I was encouraged to write more comments and make my love known to fanfic writers.
I dont really like commenting. Because im a bit shy and soooo lazy.
Now though. I am writing more comments. And dude. This is so heartwarming. Ya'll need to treat writers better. They are doing the lord's work.
Take for an example, couple of days prior, i was searching for something interesting to read, and found an oneshot quite compelling.
I read it. At the end of it, i was blown away by how good it was. It promised me something and it went beyond my expectations. But then i saw a crime, zero fucking comments!
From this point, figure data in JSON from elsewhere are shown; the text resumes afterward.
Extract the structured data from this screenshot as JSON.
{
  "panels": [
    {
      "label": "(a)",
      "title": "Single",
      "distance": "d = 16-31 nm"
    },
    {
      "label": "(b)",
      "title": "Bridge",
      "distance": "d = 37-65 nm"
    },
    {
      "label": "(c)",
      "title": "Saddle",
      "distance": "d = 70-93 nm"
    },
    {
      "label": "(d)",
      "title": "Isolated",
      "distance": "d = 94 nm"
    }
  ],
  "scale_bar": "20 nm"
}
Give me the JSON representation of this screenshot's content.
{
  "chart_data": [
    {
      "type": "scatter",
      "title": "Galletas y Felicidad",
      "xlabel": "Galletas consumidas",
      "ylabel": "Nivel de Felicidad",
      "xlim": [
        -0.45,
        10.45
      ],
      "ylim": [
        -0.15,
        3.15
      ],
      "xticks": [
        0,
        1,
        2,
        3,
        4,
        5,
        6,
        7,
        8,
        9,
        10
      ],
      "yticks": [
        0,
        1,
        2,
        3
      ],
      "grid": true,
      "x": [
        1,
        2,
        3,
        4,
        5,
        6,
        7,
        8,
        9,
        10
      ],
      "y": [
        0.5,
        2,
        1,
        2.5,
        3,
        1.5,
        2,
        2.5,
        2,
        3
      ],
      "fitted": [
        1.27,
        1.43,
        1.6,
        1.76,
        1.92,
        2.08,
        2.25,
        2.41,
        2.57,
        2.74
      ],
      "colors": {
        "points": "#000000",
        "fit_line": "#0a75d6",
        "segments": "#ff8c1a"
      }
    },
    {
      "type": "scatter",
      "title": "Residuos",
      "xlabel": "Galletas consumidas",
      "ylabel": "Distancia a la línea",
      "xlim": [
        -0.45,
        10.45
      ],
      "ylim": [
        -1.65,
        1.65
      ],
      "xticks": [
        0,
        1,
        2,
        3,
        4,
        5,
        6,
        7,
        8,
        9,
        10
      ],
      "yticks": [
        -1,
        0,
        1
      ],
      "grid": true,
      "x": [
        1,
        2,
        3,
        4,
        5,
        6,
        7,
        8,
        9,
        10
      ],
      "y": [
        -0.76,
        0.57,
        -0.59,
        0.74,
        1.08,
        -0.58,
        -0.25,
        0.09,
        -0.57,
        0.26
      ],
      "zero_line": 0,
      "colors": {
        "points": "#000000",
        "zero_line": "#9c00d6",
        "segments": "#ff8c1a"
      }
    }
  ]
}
At that moment, i wasn't feeling up to writing a comment. Because, normally i like to write huge paragraphs. But because im lazy i decided to be brief.
Next day, the author answered that the comment lift their mood for the whole day.
That warmed my heart.
Duuuuuuuude! Write comments! Suport the writers of the fics you like! No need to be something super elaborate. Just give your thoughts. Freak out. Ramble. Ask something. Make theories. Compliment. Make a joke about how you wished to give kudos every chapter but ao3 sucks(not true bby) and won't let you.
Truly. Just. Comment. It can make someone's day. And that is part of the apeal of writing fics. Interacting with people.
Just give love to fanfic writers yall. They deserve this and so much more.